Experts in cyber security and maritime operations are forging ahead with the creation of a first-of-its-kind research facility
The Cyber-SHIP Lab at the UK’s University of Plymouth was awarded funding by Research England (part of UK Research and Innovation) in November 2019 and will bring together a host of connected maritime systems currently found on a ship’s bridge.
Once the build phase of the project is complete, it will enable researchers to improve global shipping security while providing training for those working in the sector. A key element of the project is its extensive collaboration with industry, and there are 18 commercial partners working alongside the University to bring it to fruition.
They include ship operators, and companies involved in supplying hardware and software, constructing ship’s bridges, and training and managing personnel who work in the commercial shipping industry all over the world.
Executive dean for science and engineering and principal investigator for the project, Professor Kevin Jones says “This project has the potential to be a real game-changer for the shipping industry. Cyber attacks are a Tier 1 national UK threat and the need to protect our maritime operations has never been more crucial or more challenging. As such, the industry involvement in this project is vital, as it is only by working with those in the sector that we can develop the solutions that can be applied in the real world.”
The Cyber-SHIP Lab has been funded for three years with a view to it then becoming self-sustaining and will address complex and interlinked issues affecting the maritime industry.
It will consider both technological and human behavioural aspects to effectively mitigate threats, especially considering the huge variation in vessel types, which can be subjected to cyber attacks in differing ways for differing motivations.

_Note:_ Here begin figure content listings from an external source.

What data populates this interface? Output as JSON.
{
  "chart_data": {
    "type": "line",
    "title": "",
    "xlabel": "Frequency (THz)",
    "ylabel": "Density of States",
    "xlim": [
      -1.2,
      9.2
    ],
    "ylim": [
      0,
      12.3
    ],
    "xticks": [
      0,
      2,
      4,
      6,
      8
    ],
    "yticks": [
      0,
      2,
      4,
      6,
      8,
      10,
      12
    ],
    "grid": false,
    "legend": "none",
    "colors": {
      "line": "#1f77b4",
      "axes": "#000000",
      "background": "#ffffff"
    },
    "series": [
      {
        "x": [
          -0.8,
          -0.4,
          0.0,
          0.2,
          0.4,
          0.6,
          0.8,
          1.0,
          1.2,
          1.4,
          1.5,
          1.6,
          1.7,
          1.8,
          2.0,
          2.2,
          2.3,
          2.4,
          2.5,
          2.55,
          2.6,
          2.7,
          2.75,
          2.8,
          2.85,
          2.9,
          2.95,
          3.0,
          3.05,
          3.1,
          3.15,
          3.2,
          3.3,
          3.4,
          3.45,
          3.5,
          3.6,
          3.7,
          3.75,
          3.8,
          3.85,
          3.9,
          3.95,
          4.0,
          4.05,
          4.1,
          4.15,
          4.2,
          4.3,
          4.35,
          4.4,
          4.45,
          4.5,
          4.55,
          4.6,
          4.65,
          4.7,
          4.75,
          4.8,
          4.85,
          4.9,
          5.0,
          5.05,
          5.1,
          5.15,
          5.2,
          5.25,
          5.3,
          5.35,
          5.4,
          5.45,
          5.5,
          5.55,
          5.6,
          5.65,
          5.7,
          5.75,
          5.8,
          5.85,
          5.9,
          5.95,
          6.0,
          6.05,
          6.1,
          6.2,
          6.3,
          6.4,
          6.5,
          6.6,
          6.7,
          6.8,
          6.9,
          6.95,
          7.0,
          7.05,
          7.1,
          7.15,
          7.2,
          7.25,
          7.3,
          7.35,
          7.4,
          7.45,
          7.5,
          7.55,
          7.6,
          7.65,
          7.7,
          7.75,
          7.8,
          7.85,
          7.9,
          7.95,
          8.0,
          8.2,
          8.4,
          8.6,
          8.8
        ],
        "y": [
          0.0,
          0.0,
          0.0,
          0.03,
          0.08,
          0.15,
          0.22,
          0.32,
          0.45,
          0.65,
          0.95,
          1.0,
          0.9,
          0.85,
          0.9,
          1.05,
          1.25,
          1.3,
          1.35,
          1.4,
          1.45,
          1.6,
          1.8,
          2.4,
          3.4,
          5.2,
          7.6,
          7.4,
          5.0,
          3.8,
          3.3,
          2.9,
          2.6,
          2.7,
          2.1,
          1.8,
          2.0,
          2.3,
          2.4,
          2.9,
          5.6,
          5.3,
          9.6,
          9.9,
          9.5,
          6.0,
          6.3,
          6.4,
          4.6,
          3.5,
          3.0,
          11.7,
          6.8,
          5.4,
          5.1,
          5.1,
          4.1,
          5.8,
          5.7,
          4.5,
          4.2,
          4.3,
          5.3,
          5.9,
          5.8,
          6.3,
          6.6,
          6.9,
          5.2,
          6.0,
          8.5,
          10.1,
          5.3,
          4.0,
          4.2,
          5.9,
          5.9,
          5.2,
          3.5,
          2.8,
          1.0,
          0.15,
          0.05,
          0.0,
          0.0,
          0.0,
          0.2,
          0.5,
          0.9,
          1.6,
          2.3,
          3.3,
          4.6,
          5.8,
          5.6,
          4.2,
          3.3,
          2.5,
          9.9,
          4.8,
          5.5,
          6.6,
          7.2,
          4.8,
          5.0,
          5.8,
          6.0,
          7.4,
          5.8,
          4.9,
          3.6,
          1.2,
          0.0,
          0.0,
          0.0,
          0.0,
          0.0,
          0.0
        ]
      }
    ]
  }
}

The University signed a memorandum of understanding with Information Risk Management (Altran Group’s World Class Centre for Cyber security) in late 2017, and that partnership will continue through the Cyber-SHIP Lab project. Information Risk Management chief executive Charles White says “As a global engineering R&D company, Altran recognises that cyber security is now at the core of safety criticality for maritime companies. We look forward to working further with the University of Plymouth to explore best how these fantastic facilities can be used to further advance the industry while protecting critical national infrastructure.”
Nettitude, a provider of cyber security services through the Lloyd’s Register network, is also among the industry partners. Nettitude chief technical officer Ben Densham, and Lloyd’s Register cyber product development manager Elisa Cassi added “The ability to focus dedicated time, resources and thinking into the current and future cyber security and safety needs of the marine and offshore sector is essential. The Cyber-SHIP Lab at the University of Plymouth will provide a unique platform to enable the collective industry to best prepare, design and build relevant and effective technology, architecture, processes and training to meet these needs. As automation, digital twins, connectivity and cloud services are embraced, the ability to simulate, predict and test threat scenarios against these and legacy systems will ensure any digital transformations can be secured appropriately.”
BMT UK research and development lead Jake Rigby said “As we embrace the advantages and opportunities of an increasingly interconnected world, we must ensure we continue to invest in, and provide support to, cyber security. As we have extensive ship design and cyber security capabilities within BMT, this topic is particularly important for us.”